By 1997 the showrooms no longer employed full-time showroom orchestras, but most of us who worked all those great shows decided to keep Reno our home.  With a wealth of great talent still here co-founders Jack Caudill and Tony Savage came up with the idea to invite the best of the best to become the Reno Jazz Orchestra and I was fortunate to be one of those asked.  Within a year Jack had us registered as a non-profit and our mission to serve northern Nevada began.  We started with a simple idea, like Mickey Rooney and Judy Garland saying “Hey, let’s put on a show”.  We wanted to share the music of the masters like Duke Ellington as well as perform new material from up and coming masters like Eric Richards.  We also wanted to share our love of jazz with the next generation(s) of student musicians and encourage them to experience jazz.  None of us had non-profit experience but our passion for big band jazz motivated us to learn. 

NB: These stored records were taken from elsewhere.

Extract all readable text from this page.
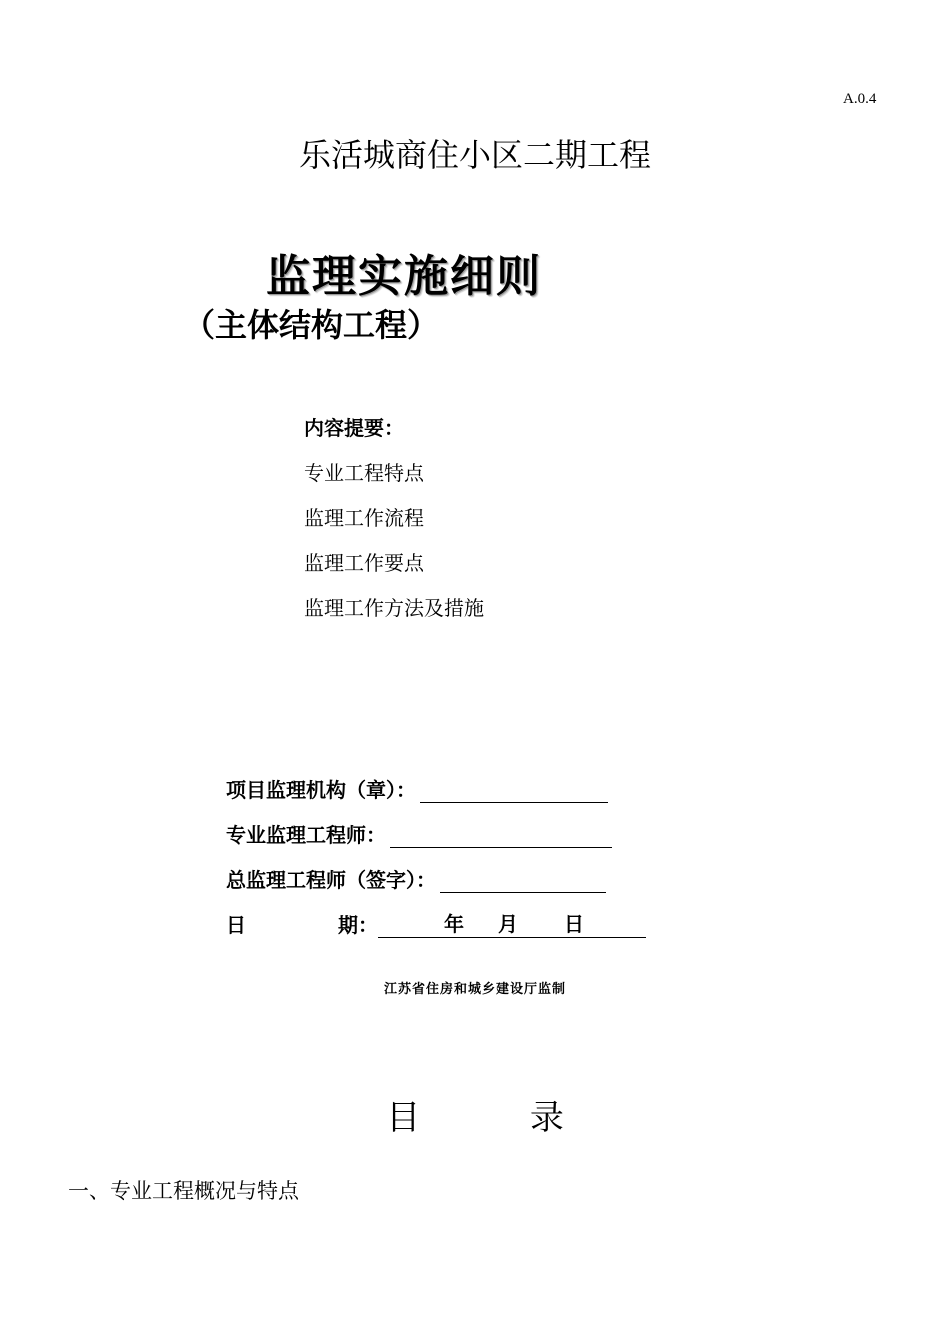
A.0.4
乐活城商住小区二期工程
监理实施细则
（主体结构工程）
内容提要：
专业工程特点
监理工作流程
监理工作要点
监理工作方法及措施
项目监理机构（章）：
专业监理工程师：
总监理工程师（签字）：
日	期：	年 月 日
江苏省住房和城乡建设厅监制
目	录
一、专业工程概况与特点
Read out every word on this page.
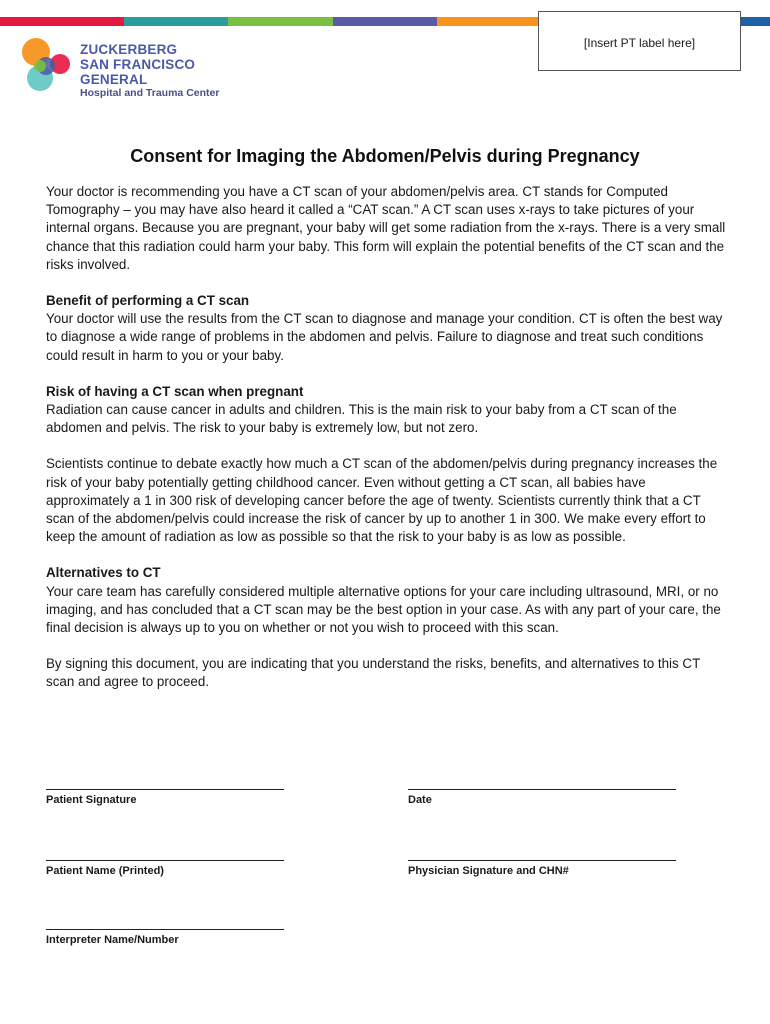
ZUCKERBERG
SAN FRANCISCO GENERAL
Hospital and Trauma Center
[Insert PT label here]
Consent for Imaging the Abdomen/Pelvis during Pregnancy

Your doctor is recommending you have a CT scan of your abdomen/pelvis area. CT stands for Computed Tomography – you may have also heard it called a “CAT scan.” A CT scan uses x-rays to take pictures of your internal organs. Because you are pregnant, your baby will get some radiation from the x-rays. There is a very small chance that this radiation could harm your baby. This form will explain the potential benefits of the CT scan and the risks involved.

Benefit of performing a CT scan

Your doctor will use the results from the CT scan to diagnose and manage your condition. CT is often the best way to diagnose a wide range of problems in the abdomen and pelvis. Failure to diagnose and treat such conditions could result in harm to you or your baby.

Risk of having a CT scan when pregnant

Radiation can cause cancer in adults and children. This is the main risk to your baby from a CT scan of the abdomen and pelvis. The risk to your baby is extremely low, but not zero.

Scientists continue to debate exactly how much a CT scan of the abdomen/pelvis during pregnancy increases the risk of your baby potentially getting childhood cancer. Even without getting a CT scan, all babies have approximately a 1 in 300 risk of developing cancer before the age of twenty. Scientists currently think that a CT scan of the abdomen/pelvis could increase the risk of cancer by up to another 1 in 300. We make every effort to keep the amount of radiation as low as possible so that the risk to your baby is as low as possible.

Alternatives to CT

Your care team has carefully considered multiple alternative options for your care including ultrasound, MRI, or no imaging, and has concluded that a CT scan may be the best option in your case. As with any part of your care, the final decision is always up to you on whether or not you wish to proceed with this scan.

By signing this document, you are indicating that you understand the risks, benefits, and alternatives to this CT scan and agree to proceed.

Patient Signature	Date
Patient Name (Printed)	Physician Signature and CHN#
Interpreter Name/Number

Our first performances were at the Continental Lounge at the corner of Plumb and Virginia Streets and the place was packed with enthusiastic jazz aficionados who began to spread the word.  Over our twenty years we brought jazz greats to Reno to perform with the RJO.  Phil Woods, Patti Austin, Russ Ferrante, Bob Mintzer, and Bobby Caldwell just to name a few.  We also produced shows like Such Sweet Thunder the music of Duke Ellington and the words of William Shakespeare; At the Crossroads a musical tribute to Carlos Santana; and our 2016 gospel Christmas featuring Pat Ester’s ten voice gospel choir.  We produced four CDs starting with Reno Jazz Orchestra 2000 to our most recent released in 2015 Bring Me the Funk of James Brown.  I can’t thank the band, board, staff, volunteers, and sponsors enough for all we have accomplished.

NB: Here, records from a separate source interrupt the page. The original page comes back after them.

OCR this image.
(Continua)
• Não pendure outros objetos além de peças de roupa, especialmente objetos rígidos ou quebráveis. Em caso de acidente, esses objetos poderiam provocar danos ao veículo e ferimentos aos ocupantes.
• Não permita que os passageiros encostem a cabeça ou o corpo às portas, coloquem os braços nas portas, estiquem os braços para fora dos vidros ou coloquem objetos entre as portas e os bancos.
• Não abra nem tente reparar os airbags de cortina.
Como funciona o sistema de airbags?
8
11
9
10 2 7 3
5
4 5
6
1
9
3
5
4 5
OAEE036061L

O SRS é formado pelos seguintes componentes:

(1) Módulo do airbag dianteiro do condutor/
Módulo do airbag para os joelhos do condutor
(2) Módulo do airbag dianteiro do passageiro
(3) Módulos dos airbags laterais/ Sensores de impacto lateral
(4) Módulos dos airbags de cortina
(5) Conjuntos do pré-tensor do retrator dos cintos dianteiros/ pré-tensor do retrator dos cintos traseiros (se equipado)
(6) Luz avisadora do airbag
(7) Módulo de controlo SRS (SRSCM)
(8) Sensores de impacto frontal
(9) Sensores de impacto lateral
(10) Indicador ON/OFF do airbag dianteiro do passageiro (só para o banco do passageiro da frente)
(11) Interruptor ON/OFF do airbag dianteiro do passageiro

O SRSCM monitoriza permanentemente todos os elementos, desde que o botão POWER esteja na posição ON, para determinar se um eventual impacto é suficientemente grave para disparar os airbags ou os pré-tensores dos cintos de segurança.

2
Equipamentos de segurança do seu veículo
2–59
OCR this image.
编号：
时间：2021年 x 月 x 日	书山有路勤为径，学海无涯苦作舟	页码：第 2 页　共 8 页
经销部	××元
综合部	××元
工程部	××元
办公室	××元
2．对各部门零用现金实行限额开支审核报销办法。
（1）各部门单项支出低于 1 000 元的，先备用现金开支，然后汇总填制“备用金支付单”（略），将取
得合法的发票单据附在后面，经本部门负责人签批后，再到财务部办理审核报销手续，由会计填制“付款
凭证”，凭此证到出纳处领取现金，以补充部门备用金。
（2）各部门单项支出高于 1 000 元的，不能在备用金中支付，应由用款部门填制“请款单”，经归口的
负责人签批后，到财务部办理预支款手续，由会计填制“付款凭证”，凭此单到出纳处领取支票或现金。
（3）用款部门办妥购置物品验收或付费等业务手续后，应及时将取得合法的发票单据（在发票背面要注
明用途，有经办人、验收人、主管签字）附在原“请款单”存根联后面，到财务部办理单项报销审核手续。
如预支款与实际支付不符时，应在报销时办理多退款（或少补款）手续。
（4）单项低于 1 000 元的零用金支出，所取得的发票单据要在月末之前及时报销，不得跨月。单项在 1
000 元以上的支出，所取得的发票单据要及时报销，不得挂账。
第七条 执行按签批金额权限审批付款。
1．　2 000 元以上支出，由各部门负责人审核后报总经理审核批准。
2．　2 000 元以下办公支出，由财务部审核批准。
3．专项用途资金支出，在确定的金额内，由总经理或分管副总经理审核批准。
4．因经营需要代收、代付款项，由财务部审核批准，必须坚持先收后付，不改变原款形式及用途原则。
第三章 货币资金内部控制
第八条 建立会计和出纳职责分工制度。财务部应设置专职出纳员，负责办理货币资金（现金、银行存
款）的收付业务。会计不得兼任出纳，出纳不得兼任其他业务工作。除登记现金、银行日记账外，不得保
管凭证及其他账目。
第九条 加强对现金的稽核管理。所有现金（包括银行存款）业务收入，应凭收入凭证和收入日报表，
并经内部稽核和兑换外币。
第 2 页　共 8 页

Each member of the RJO can tell you their story of why jazz education is important.  Here is mine.  I moved to Reno in 1979 at the age of 25 to play trombone in the showrooms.  For ten years I was the youngest musician in the band and it looked to me my generation would be the last to play the trombone.  During that time synthesizers became popular and their technology became advanced enough to imitate all the instruments.  You could have a whole orchestra on your computer, so why ask a trombone player to even show up?  That motivates me to this day to keep live jazz right here in Reno.   In 2000 the RJO began our education program with a modest effort.  We would visit a high school for an afternoon, work with the school jazz band and play a short concert.  During that time we traveled to Fallon, Carson City, and Virginia City to reach beyond Reno.  We then invited schools to come to a central location to perform and RJO members would provide feedback on how to improve their jazz styling.  That was the start of Jazz in the Schools.  Three or four schools would participate.  By 2008 eight schools were participating and UNR’s Nightingale Hall became the home of Jazz in the Schools.  This year we had fifteen school bands and three jazz combos.  2015 we added a concert featuring a jazz great where we offer free tickets to all the students participating in Jazz in the Schools so they can experience world class jazz.  This year our guest artist was the great Tom Scott.

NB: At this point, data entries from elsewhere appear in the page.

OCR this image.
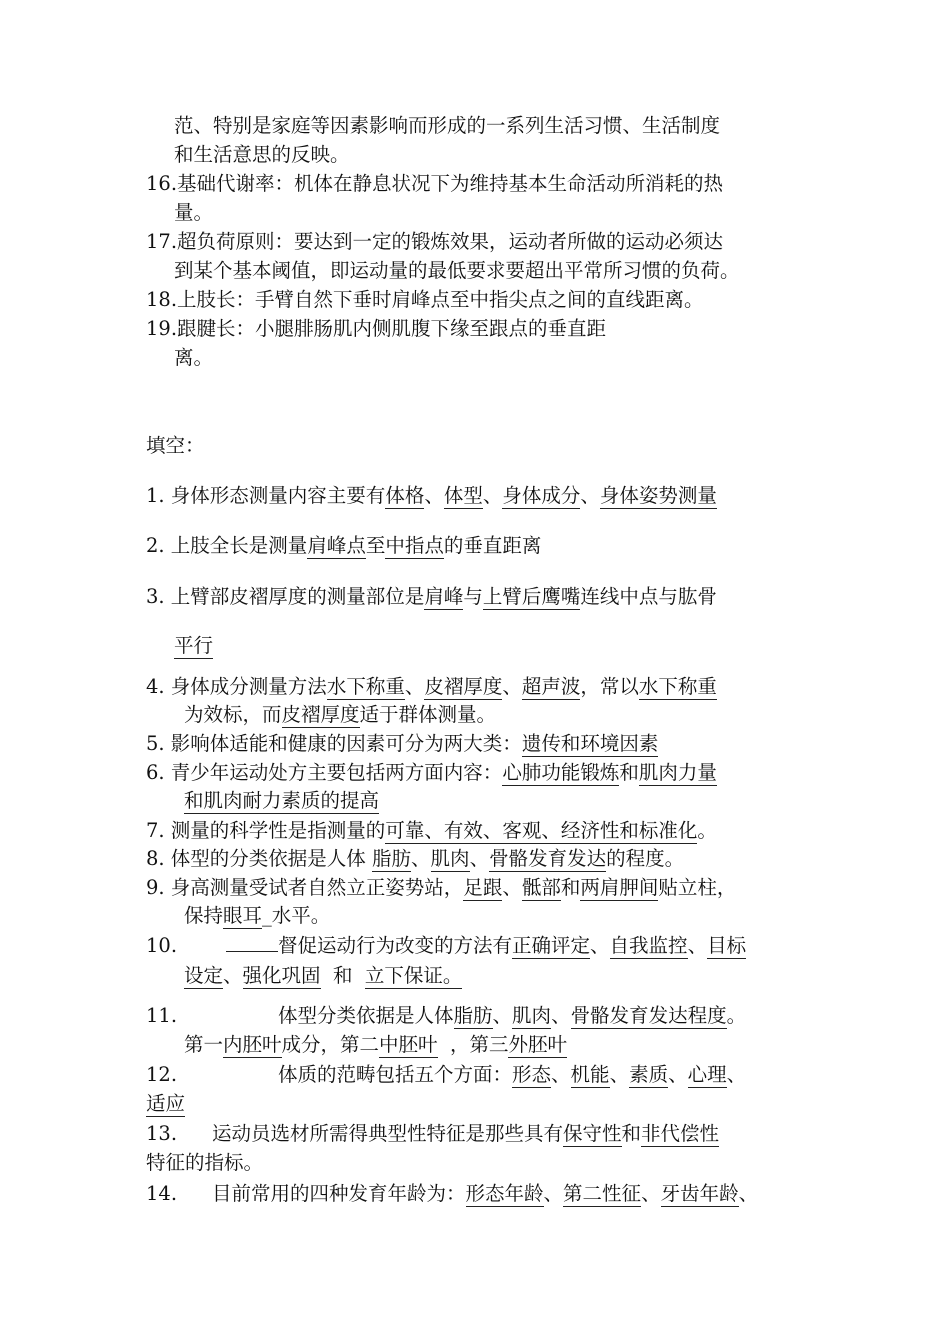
范、特别是家庭等因素影响而形成的一系列生活习惯、生活制度
和生活意思的反映。
16.基础代谢率：机体在静息状况下为维持基本生命活动所消耗的热
量。
17.超负荷原则：要达到一定的锻炼效果，运动者所做的运动必须达
到某个基本阈值，即运动量的最低要求要超出平常所习惯的负荷。
18.上肢长：手臂自然下垂时肩峰点至中指尖点之间的直线距离。
19.跟腱长：小腿腓肠肌内侧肌腹下缘至跟点的垂直距
离。
填空：
1. 身体形态测量内容主要有体格、体型、身体成分、身体姿势测量
2. 上肢全长是测量肩峰点至中指点的垂直距离
3. 上臂部皮褶厚度的测量部位是肩峰与上臂后鹰嘴连线中点与肱骨
平行
4. 身体成分测量方法水下称重、皮褶厚度、超声波，常以水下称重
为效标，而皮褶厚度适于群体测量。
5. 影响体适能和健康的因素可分为两大类：遗传和环境因素
6. 青少年运动处方主要包括两方面内容：心肺功能锻炼和肌肉力量
和肌肉耐力素质的提高
7. 测量的科学性是指测量的可靠、有效、客观、经济性和标准化。
8. 体型的分类依据是人体 脂肪、肌肉、骨骼发育发达的程度。
9. 身高测量受试者自然立正姿势站，足跟、骶部和两肩胛间贴立柱，
保持眼耳_水平。
10.	督促运动行为改变的方法有正确评定、自我监控、目标
设定、强化巩固  和  立下保证。
11.	体型分类依据是人体脂肪、肌肉、骨骼发育发达程度。
第一内胚叶成分，第二中胚叶  ，第三外胚叶
12.	体质的范畴包括五个方面：形态、机能、素质、心理、
适应
13. 运动员选材所需得典型性特征是那些具有保守性和非代偿性
特征的指标。
14. 目前常用的四种发育年龄为：形态年龄、第二性征、牙齿年龄、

With a generous gift from the owners of Healing Healthcare Systems we piloted our Mentor Program in 2011.  RJO musicians visit a select number of schools to work with them from January to April to help prepare them to perform at the Reno Jazz Festival.  This program has expanded to a fall and spring program, resulting in more Washoe County schools competing in the Reno Jazz Festival.

OK, what’s next?  I’m so glad you asked.  We are working towards a six-concert season with RJO backing national jazz artists and three additional concerts featuring just the artistry of the RJO.  It’s time for us to commission composers to write specifically for the RJO.  We will grow our education program by expanding our Mentor Program to more schools.  We will emphasize jazz improvisation in a small combo setting and continue in-service training for Washoe County School District band directors.  We also plan on providing jazz education through private lessons, improvisation workshops and shared performances with RJO musicians.  Our goal is to have all of this in place by 2020.

I attended a week long non-profit management class recently and the instructor asked us to share how our non-profit keeps us motivated.  I can say there is no better place on earth than to conduct the RJO.  Having a front row “seat” hearing great musicians performing and then turning around and seeing the audience on their feet clapping is an experience one never forgets.  I am the master of ceremonies at Jazz in the Schools each year where I get to hear every school perform.  The growth of jazz performance amazes me each year as the bar gets a bit higher.  Middle schools this year sounded as good as high school performances a few years ago.  Maybe the trombone will stick around a few more years.

Lastly, a shout out to founding members who still play with the band- Mark Curry, Terry Burns, Joe Cadena, Leonard Neidhold, Rich Lewis, Jim Garaventa, and Doug Coomler… thanks for the 20 let’s do 20 more!